You chose a maths for this that has three coefficients per contributing element to handle a one variable single market component.
From this starting point you can see how every prior contributor in this thread was left in the dust of time.
Why would it be prudent to properly use this approach anyway with these severe math conditions.
Obviously, it is because of the power of the concept.
The big three Q's can be handled.
where are we now?
What is next? and
How fast are things changing?
Big incentives it looks like.
You post a chart that shows that you are like a kid who received a chemistry set as a birthday present in the first of second form
I am not dealing here in condencention, arrogance, insults or whatever. I am just plainly communicating how it is as would any person who has a job to do with some people who chose of their own accord to say stuff. Most of us have been in great learning situations and we know how learning works.

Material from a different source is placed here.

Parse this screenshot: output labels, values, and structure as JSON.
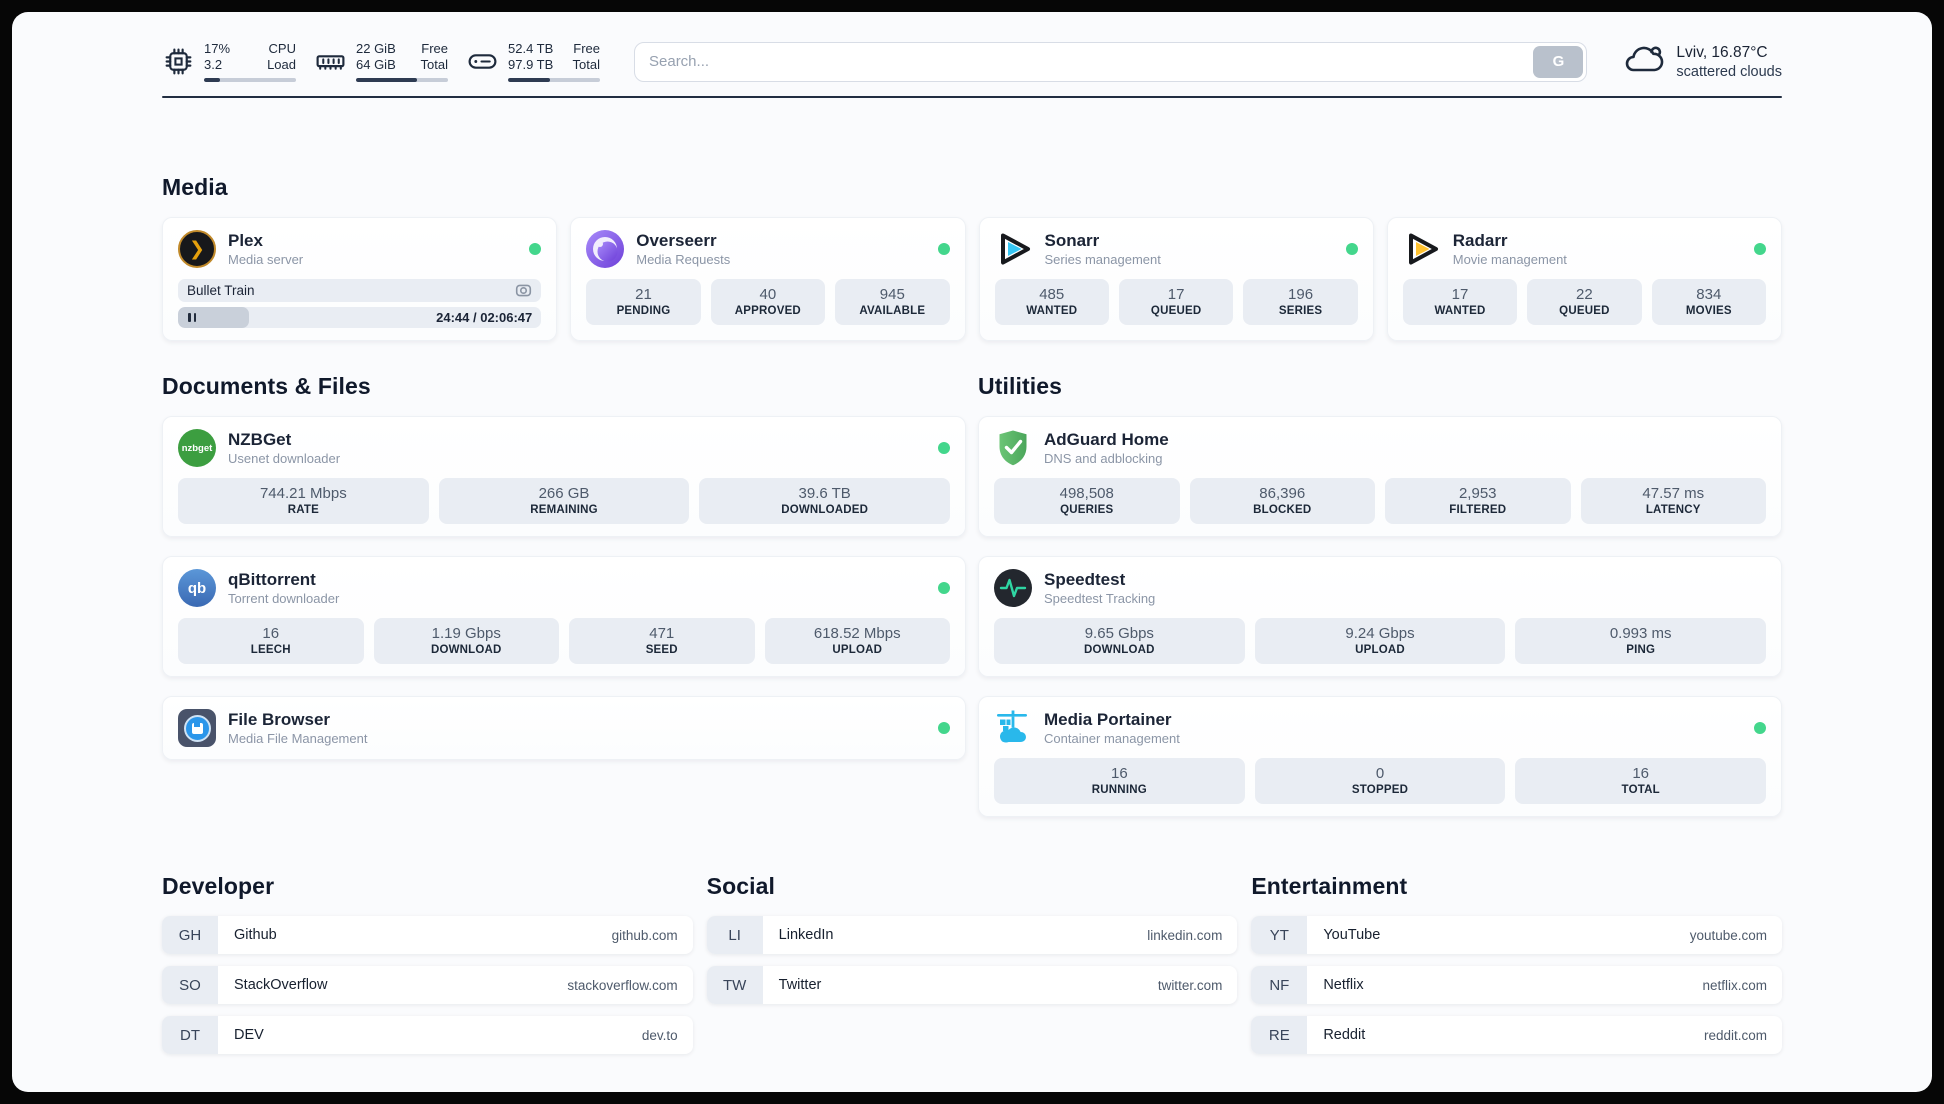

Teammates, classmates, coalitions and others have little tolerance for underperformance when there is potential for achievement.
If a person ignores a lot of math considerations, then nothing comes of what they do.
So you are using an approach that has adjustments of Amplitude, Frequency and Phase Angles. These are plugged in automatically and have proper values.
We have that straight. There are detectors for each of these, of course. And they are simply adjusted the the proper operation in terms of fineness and how often thay are sensed for adjustment application FOR EACH OF THE CONTRIBUTING ELEMENTS OF THE SYNTHESIS.
That brings us to the basic way the synthesis is done just after we define the proper description and defnition of what makes up an element in the composition.
So we have both FM and AM on the table as well as phase modulation. All of these work with carriers.
Look at an oboe and a flute. What predominates frequencywise in each? It sure isn't the fundamental for the oboe and it obviously is for the flute. What market are you playing in? My bet is a LEVERAGED derivative market that depends upon a massive primary market whose alglomeration of signals is extremely complex.
Starting conclusion: I have introduced about 100 things you have failed to give consideration to.
The posts prior to mine are not even a warm up drill. they are just footnotes by others who never got a handle on anything.
Naturally, we all know the answer to the opportunity. For pulling down a multiple of the H-L using cycles stuff, you run two parallel analyzers and off set the fundamentals in each by 1/2 cycle and interlace the signals just like a TV transmitter used to do before digital. You can google the prints of the charts i previously posted on this.
What do you learn in one post?
Go to digital.
Footnote: The things you failed to do where to use a carrier (your graphs ride horizontally in the market besd upon and intial setting). Get the values of the coefficients of the amplitudes, frequencies and phase angles for each element to be synthesized and chose good additional elements to synthesize. Most people who examine this do the sythesis based upon periodic functions trather than economic multi cycle theory. This is a hoot when you sit in high level meetings with people who are busting thier nuts to even thry to beat the indexes.
This thread is not going to yield very much in coming up with the proper algorithm for making money. There are some really great uses of time for nailing the periodicity of the market, however.